Our household spending reports are now celebrating their diamond jubilee. Here Joanna Bulman, who heads the ONS Family Spending team, explains what’s changed down the years – and a little of what hasn’t.
This year’s Family Spending report, which covers the financial year ending March 2017, marks the sixtieth year of results from a household expenditure survey – in its current form, the Living Costs and Food Survey (LCFS) – in the United Kingdom. Since these surveys started in 1957, approximately 375,000 households have voluntarily provided information on their spending habits. So ONS would like to say a huge thank you to all who have taken part down the years! Without this support, this fascinating snapshot of how we as a nation spend our money would not be possible.
The first household expenditure survey was an extension of the National Food Survey, which recently celebrated its seventy-fifth birthday. Introducing a household expenditure survey that collected information on all types of household expenditure enabled the Government to improve the measure of inflation and also provided expenditure information in relation to income and family circumstances. This remains an important function of the LCFS – although the prices that feed into the consumer inflation figures are collected separately, data from this survey do feed into the annual review of the basket of goods and services.

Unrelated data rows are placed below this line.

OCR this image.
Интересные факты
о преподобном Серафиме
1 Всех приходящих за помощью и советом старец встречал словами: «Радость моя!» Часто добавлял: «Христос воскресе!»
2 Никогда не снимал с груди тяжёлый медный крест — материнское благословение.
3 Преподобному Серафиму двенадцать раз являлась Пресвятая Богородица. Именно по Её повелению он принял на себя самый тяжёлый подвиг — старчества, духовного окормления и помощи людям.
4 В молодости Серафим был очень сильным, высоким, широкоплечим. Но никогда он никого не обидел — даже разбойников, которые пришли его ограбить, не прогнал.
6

This ensures that the weights we use to calculate the CPIH reflect up-to-date spending patterns.
Of course, the country has changed a great deal since 1957, and our spending habits with it. These days, ONS publishes the Family Spending results on an internationally-comparable basis – the Classification of Individual Consumption by Purpose system, or ‘COICOP’ to its friends. Back then, though, we used a different system of spending categories, the so-called Family Expenditure Survey or ‘FES’ system. This, then, is what we need to use to make meaningful comparisons between today’s data and those from 1957.
Over this period, on the FES basis the proportion of total expenditure on housing has doubled during the last 60 years, from 9% to 18%. On the other hand, the proportion of total spending that went on food has halved (33% to 16%), as has the proportion on clothing (10% to 5%). In 1957, average weekly household expenditure on tobacco made up 6% of total spending. By 2017, this had fallen to 1%, mirroring the downward trend seen in the number of people who smoke in Great Britain. Spending on alcohol first rose and then declined over the 60-year period. In 1957, the proportion of total expenditure on alcohol was 3%, before rising to 5% in the 1970s and 1980s. This then declined, with the most recent data showing that the proportion of total expenditure on alcohol was 3% – the same as 1957.
Naturally, given the revolution in IT there has been since 1957, the way that ONS interviewers work has changed too. No longer do they use pen and clipboard to fill in paper forms – on some of our surveys, tablet computers have displaced even the older-style laptops. But one aspect of the LCFS mirrors the way it was done back in 1957: we ask all members of those households who agree to help our survey to fill in a spending diary for a fortnight. These days, we even ask the children down to the age of seven how they spend their pocket money! We realise that this is more of a commitment than any of our other household surveys, which like the LCFS are all voluntary, which is why we continue to be indebted to all the members of the 375,000 households that have taken part.